GENERAL Practice in the North of Ireland is close to collapse with the General Practitioners Committee (GPC) seeking to collect enough undated resignations to ‘walk away from the NHS’.
Speaking with Pulse, GPC Northern Ireland chair Dr Tom Black said that Local Medical Committee (LMC) leaders were warning of practices across the country on the brink of collapse at a meeting last week.
The Northern Ireland GPC is currently collecting resignations from GPs, with the aim of stepping outside the NHS when they receive resignations from 60% of practices. Dr Black said that the GPC was ‘finalising’ its so-called Plan B, which will lay out the details on charging for appointments and around staff, pensions and indemnity once GPs are outside the NHS.
Black added however that the combination of the closures of practices with the fact that there was no government may mean that general practice will ‘collapse’ altogether before 60% of practices are collected. Black stated that the whole of Northern Ireland is facing major practice closures.
Black stated there are ‘multiple’ practices at risk of closure in Belfast where LMC leaders reported similar pressures to those long seen in rural areas. ‘Co Fermanagh is in a perilous state after the closure of a number of practices in recent weeks with half expected to go within the year. And there is concern for Portadown, where it had been predicted the whole town could be left without a GP after a domino effect caused by the closure of a 5,200 patient practice in January.’

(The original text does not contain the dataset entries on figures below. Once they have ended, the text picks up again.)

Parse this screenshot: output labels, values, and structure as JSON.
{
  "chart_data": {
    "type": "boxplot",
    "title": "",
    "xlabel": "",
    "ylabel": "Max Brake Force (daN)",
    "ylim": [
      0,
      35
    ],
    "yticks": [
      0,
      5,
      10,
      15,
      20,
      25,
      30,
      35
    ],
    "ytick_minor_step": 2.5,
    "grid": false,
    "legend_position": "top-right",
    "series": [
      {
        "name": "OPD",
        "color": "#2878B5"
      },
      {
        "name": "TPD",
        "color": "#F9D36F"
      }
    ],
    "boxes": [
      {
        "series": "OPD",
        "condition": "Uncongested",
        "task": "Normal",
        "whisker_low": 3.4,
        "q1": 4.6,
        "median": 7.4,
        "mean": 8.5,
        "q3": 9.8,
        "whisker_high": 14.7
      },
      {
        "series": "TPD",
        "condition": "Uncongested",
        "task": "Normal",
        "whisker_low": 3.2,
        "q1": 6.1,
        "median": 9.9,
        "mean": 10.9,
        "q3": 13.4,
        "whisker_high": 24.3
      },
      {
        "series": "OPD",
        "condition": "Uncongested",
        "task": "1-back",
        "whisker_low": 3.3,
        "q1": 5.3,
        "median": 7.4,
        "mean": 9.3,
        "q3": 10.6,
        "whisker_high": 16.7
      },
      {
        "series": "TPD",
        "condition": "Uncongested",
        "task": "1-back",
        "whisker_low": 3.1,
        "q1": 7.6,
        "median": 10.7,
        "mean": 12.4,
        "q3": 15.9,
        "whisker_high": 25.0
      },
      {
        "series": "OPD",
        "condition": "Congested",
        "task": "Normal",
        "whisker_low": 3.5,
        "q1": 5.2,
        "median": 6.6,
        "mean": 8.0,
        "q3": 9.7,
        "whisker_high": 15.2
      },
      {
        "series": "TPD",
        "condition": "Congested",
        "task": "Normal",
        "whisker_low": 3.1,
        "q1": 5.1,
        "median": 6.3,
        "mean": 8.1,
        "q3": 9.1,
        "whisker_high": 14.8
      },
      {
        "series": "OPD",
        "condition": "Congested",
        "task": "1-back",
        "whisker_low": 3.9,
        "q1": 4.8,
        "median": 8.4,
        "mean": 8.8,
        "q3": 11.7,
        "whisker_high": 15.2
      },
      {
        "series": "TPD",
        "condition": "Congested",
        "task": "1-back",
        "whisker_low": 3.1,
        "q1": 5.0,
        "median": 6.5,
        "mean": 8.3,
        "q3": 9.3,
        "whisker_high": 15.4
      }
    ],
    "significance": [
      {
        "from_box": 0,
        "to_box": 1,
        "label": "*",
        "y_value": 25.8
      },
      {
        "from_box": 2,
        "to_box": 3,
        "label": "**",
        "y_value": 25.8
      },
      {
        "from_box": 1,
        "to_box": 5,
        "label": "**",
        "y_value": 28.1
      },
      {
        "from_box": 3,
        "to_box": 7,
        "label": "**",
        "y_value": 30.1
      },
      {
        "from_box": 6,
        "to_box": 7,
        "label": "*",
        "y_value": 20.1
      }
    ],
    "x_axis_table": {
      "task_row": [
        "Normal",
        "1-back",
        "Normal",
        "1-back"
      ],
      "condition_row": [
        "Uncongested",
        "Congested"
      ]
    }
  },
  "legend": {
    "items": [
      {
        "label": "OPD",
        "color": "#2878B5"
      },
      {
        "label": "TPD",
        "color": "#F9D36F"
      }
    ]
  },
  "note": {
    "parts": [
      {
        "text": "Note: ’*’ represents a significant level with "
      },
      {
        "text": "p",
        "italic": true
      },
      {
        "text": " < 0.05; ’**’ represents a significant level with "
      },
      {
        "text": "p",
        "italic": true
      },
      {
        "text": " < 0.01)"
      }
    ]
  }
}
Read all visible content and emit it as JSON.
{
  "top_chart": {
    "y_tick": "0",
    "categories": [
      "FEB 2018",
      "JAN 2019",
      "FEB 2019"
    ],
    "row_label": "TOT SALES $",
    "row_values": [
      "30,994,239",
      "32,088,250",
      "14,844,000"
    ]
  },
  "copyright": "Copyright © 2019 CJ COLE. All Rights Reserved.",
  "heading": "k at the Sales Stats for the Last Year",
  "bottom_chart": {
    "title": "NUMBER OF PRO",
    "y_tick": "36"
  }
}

Last January the GPC began to collect undated resignations after 97% voted to back the move which could see GPs leave the NHS and begin to charge for appointments. Black said: ‘There are lots of resignations coming in every week.’ Black continued: ‘There are multiple collapses going on.’
General practice will ‘collapse’ altogether before 60% of practices are collected. Resignation from the NHS and charging patients are no way to defend the NHS and general practice, in fact it would help to bury both.
The only way to defend the NHS and General Practice is to bring the Tory government down on June 8 and bring in a Labour government that will be given no alternative but to reverse all NHS cuts, and to provide the proper financing to allow doctors to do their job and treat all their patients free at the point of need. The NHS must not be surrendered to the Tories.
Anna Athow, deputy chairman of the London BMA told News Line in a personal capacity: ‘We are told that the goal has always been that once 60% of resignations are received the NI GPC will begin the process of “stepping outside” the NHS.
‘This means NIGPC would lead GPs to no longer be employed by the NHS and start charging patients themselves. In effect, this is advising GPs to become private practitioners.
‘This dangerously backward policy, far from solving the problems of primary care in Northern Ireland, will simply help the Conservative government to accelerate privatisation of the NHS throughout the UK. BMA Council and GPC in England must distance itself from the Northern Ireland GPC’s decision to use undated resignations to “step outside” the NHS.
‘In fact, the former should use its powers to prevent BMA GPs in Northern Ireland from leaving the NHS. It is official national BMA policy, voted on at numerous Annual Representative Meetings, to defend the NHS as a publicly funded and provided service and that includes general practice.
‘This backward move has resulted from the outrageous decision at last year’s LMC conference to outlaw any motions proposing strike action to defend general practice alongside the junior doctors’ strike action. The only way to fight privatisation of the NHS is for the BMA to take industrial action alongside other health unions and the whole TUC, to remove this government.’